Racial minorities are among the most vulnerable when it comes to climate impacts. But a new study finds they're often underrepresented in positions of environmental leadership and less likely to join green movements despite high levels of concern over the issue.
The report, published this month in the journal Climatic Change, found that while people of color are just as worried, if not more so, as their white counterparts, they often reject the label "environmentalist." About 50 percent of non-white respondents identified as environmentalists, compared to 56 percent of whites. The study says the difference “remained significant” across political ideologies, gender, education level and household income.
Jonathon Schuldt, an assistant professor of communication at Cornell and the study's co-author, said this lack of labeling among people of color can be tied to a shortage of diversity among environmental groups where, he said, it's often "an image of whiteness."
"When you look at who is among the ranks of leading environmental organizations ... and on the faculty of environmental departments at leading colleges and universities, non-whites are substantially underrepresented," Schuldt said. "You might look at them and say: 'Well, the people who are in these organizations don't look like me, and maybe my voice isn't welcome at the table.'"
The paper analyzed responses from 2,041 Americans that had already identified with a political party. The study found people of color are less likely than whites to use their political affiliation, namely being a Republican or Democrat, to guide their opinions about climate change.

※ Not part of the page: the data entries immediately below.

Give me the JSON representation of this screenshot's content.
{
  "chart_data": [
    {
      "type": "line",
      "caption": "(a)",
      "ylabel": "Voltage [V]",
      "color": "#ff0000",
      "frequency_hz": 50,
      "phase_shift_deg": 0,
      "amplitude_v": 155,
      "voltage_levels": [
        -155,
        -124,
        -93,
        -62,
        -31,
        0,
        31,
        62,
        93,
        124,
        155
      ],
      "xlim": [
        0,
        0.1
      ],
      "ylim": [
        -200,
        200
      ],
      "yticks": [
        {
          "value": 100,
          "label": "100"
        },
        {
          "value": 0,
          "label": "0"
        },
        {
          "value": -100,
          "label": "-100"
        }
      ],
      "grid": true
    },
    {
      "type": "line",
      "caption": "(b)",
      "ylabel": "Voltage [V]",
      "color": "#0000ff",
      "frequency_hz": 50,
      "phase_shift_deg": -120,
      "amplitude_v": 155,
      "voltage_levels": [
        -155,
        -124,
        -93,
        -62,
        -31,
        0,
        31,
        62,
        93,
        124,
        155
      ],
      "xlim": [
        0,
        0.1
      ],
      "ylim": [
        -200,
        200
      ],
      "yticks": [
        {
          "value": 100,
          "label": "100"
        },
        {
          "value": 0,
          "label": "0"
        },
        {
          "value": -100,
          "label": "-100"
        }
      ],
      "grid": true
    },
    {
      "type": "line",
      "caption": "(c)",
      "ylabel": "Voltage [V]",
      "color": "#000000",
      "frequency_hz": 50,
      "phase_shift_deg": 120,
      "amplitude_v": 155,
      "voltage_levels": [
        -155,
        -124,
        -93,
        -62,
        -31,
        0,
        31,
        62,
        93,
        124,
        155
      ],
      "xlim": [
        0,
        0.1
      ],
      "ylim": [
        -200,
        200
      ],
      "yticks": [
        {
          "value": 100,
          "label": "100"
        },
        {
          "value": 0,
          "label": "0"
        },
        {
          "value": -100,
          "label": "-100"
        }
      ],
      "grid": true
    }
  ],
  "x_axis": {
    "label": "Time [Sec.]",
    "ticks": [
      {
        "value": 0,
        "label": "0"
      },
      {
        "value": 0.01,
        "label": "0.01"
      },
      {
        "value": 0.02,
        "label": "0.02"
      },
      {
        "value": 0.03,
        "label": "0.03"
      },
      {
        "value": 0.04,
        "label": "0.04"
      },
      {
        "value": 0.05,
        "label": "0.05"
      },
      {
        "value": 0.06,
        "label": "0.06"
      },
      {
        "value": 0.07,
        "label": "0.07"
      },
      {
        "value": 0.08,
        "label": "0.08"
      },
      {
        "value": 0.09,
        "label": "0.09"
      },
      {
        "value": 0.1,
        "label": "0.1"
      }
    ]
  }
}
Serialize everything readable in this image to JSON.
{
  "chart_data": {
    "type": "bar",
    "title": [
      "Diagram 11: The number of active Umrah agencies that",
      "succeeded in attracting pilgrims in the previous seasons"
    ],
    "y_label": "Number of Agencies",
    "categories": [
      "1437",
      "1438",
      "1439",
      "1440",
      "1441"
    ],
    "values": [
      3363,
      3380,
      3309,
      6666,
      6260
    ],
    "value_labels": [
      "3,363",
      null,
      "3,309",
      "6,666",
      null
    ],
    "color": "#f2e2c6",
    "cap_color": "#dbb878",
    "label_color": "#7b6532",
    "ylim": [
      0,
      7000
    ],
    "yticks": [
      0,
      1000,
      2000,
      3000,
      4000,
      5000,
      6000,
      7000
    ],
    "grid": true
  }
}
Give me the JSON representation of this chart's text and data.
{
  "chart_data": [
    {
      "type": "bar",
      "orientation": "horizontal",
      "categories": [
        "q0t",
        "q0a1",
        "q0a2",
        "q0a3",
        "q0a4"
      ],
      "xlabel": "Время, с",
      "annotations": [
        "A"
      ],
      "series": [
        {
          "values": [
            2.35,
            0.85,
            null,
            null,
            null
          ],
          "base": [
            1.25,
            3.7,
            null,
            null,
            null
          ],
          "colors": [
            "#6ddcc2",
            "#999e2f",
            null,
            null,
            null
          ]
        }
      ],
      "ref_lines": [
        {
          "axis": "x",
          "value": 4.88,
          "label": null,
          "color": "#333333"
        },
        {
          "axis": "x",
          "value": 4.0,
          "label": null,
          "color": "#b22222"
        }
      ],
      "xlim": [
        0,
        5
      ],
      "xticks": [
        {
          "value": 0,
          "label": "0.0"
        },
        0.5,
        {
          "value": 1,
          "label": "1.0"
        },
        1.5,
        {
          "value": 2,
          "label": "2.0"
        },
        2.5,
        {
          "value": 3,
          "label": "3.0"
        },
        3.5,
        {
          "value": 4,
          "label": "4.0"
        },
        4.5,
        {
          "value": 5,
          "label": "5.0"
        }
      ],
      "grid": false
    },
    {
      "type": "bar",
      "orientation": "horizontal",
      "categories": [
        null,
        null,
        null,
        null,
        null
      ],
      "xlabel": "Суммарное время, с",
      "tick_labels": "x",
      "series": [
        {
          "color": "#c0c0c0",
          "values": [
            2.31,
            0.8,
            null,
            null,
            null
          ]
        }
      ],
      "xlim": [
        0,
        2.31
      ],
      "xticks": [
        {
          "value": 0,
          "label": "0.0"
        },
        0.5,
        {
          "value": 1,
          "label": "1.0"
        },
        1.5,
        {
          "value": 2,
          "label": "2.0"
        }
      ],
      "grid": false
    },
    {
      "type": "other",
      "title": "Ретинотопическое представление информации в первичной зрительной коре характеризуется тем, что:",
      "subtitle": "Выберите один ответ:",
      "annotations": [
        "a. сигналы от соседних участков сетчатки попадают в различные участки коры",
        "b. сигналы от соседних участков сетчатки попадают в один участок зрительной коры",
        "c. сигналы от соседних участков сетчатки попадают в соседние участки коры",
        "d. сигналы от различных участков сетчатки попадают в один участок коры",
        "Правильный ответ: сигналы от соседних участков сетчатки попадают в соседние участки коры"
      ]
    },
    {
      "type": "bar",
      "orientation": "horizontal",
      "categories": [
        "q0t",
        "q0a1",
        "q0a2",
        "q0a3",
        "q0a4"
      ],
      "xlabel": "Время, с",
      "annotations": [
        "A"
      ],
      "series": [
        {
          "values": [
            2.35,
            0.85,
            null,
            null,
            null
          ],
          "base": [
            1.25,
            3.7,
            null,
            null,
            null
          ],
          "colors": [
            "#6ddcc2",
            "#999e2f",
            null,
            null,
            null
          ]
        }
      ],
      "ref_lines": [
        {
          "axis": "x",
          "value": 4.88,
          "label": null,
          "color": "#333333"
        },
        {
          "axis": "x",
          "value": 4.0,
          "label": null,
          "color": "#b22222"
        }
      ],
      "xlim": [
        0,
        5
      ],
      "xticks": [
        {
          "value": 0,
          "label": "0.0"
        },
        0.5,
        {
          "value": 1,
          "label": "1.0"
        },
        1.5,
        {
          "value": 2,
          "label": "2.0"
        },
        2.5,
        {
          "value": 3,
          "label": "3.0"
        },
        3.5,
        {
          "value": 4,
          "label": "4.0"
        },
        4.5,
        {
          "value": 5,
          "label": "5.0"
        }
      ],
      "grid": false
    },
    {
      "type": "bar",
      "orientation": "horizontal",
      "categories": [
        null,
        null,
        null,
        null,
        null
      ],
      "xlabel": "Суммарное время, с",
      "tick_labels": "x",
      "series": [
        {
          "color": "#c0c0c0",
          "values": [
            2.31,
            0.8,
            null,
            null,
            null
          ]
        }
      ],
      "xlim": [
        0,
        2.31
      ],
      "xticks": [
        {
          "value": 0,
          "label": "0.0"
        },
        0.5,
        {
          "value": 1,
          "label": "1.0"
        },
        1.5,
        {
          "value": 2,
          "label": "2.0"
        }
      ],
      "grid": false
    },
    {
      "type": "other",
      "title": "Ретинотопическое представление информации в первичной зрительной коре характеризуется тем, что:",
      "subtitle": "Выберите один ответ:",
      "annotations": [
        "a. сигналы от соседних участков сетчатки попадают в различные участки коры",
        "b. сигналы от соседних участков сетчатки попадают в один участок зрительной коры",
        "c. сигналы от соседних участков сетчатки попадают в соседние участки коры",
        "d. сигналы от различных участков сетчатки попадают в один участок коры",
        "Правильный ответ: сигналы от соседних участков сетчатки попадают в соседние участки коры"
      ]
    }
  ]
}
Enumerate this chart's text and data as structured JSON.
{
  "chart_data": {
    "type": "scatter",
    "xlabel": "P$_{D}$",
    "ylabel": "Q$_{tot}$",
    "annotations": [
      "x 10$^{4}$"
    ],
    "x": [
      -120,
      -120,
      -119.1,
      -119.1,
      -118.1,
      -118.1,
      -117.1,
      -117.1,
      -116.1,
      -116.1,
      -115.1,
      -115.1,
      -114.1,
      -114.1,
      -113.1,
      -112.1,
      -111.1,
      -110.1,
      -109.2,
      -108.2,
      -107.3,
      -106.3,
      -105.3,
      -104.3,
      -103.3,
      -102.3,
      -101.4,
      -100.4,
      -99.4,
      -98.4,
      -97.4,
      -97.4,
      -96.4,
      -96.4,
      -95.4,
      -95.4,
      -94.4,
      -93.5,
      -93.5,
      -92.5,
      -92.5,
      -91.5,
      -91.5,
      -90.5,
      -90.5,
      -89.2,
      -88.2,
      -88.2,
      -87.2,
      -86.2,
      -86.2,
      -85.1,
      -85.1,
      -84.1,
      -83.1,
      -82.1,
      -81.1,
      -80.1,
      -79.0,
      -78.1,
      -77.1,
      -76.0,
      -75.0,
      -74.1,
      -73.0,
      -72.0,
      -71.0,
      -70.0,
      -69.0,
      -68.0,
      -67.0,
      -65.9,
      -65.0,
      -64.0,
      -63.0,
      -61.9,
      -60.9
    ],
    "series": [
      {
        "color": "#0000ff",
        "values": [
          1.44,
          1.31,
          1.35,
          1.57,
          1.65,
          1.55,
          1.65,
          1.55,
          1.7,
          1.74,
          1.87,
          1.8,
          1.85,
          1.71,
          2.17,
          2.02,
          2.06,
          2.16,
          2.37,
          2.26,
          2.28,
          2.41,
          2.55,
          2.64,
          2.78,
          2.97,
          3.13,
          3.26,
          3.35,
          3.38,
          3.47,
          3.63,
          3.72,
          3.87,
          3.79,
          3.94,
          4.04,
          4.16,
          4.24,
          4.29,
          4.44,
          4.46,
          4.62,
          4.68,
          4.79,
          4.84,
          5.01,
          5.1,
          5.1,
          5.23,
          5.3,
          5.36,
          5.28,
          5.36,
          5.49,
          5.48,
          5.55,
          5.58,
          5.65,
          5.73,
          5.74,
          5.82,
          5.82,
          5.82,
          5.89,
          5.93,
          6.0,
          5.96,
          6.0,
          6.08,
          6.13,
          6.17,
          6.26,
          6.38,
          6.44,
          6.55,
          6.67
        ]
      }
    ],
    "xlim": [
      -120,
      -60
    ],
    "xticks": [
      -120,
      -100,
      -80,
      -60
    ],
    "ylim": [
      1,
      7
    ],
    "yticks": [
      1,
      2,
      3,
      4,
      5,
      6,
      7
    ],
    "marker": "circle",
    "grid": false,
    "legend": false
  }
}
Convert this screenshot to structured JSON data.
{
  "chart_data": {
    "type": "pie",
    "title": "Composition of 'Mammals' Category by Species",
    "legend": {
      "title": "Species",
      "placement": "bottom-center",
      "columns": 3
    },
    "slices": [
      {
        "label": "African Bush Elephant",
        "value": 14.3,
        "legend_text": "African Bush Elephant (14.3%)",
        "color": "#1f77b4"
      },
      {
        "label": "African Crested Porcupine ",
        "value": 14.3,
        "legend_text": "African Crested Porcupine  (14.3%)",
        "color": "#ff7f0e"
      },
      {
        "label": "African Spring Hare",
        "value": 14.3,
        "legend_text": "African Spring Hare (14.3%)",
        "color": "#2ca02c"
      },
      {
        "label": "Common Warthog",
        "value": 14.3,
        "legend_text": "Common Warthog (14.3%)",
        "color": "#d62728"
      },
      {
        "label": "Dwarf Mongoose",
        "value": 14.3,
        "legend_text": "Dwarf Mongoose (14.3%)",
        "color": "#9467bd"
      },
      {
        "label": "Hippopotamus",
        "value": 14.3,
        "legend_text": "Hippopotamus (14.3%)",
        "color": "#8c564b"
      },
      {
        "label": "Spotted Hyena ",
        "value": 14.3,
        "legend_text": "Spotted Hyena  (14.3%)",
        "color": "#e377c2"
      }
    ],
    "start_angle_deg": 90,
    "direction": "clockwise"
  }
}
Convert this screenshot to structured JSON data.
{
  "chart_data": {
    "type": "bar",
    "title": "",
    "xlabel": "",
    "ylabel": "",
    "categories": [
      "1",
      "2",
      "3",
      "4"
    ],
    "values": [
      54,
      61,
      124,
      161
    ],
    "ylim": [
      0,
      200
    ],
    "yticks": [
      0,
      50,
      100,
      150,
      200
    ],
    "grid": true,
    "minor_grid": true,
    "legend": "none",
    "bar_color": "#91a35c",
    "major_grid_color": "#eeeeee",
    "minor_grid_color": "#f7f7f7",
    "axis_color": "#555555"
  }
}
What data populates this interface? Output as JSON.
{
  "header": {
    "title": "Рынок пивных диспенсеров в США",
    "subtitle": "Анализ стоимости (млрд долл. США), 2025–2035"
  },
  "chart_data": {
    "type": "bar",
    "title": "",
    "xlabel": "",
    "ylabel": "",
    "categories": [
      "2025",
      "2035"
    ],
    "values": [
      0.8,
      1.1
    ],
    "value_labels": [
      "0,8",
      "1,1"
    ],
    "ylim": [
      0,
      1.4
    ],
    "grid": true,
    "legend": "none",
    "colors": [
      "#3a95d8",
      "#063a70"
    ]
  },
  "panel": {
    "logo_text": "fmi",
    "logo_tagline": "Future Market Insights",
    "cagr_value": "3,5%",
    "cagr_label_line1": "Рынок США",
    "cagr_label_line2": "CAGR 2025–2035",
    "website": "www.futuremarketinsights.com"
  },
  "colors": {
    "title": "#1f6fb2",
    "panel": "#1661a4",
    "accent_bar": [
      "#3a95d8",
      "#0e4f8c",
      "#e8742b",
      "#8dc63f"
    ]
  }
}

Schuldt said the data counters traditional assumptions that one's political leanings determine whether he or she believes the (scientifically, unequivocally confirmed) fact that climate change is happening and is caused by humans. The paper asserts non-white communities could represent "key bridge audiences" to overcome partisan barriers that have made climate change a matter of politics rather than science.
As a whole, Americans have finally realized that humans do in fact cause climate change. A recent Gallup poll found 65 percent of respondents, an all-time high, believed humans caused climate change, up from just 55 percent last year. Most of that belief stems from Democrats, however, as only 38 percent of Republicans say humans are the cause.
Both Schuldt and co-author Adam Pearson questioned whether direct action -- or lack thereof -- on the part of racial minorities could be linked to so-called apocalypse fatigue, a notion that people only act on so many issues at any one time. Schuldt again pointed to statistics that show people of color are concerned, but there may be a "social barrier [to action] if you're a person of color."
Both authors plan to launch a more in-depth nationwide study that expands opinions beyond white vs. non-white distinctions to better understand different levels of environmental awareness throughout America.
"Environmental organizations and environmental faculty would do well to have the most diverse group that they can," he said. "We need better and more creative solutions to climate change, and more diverse groups are better groups."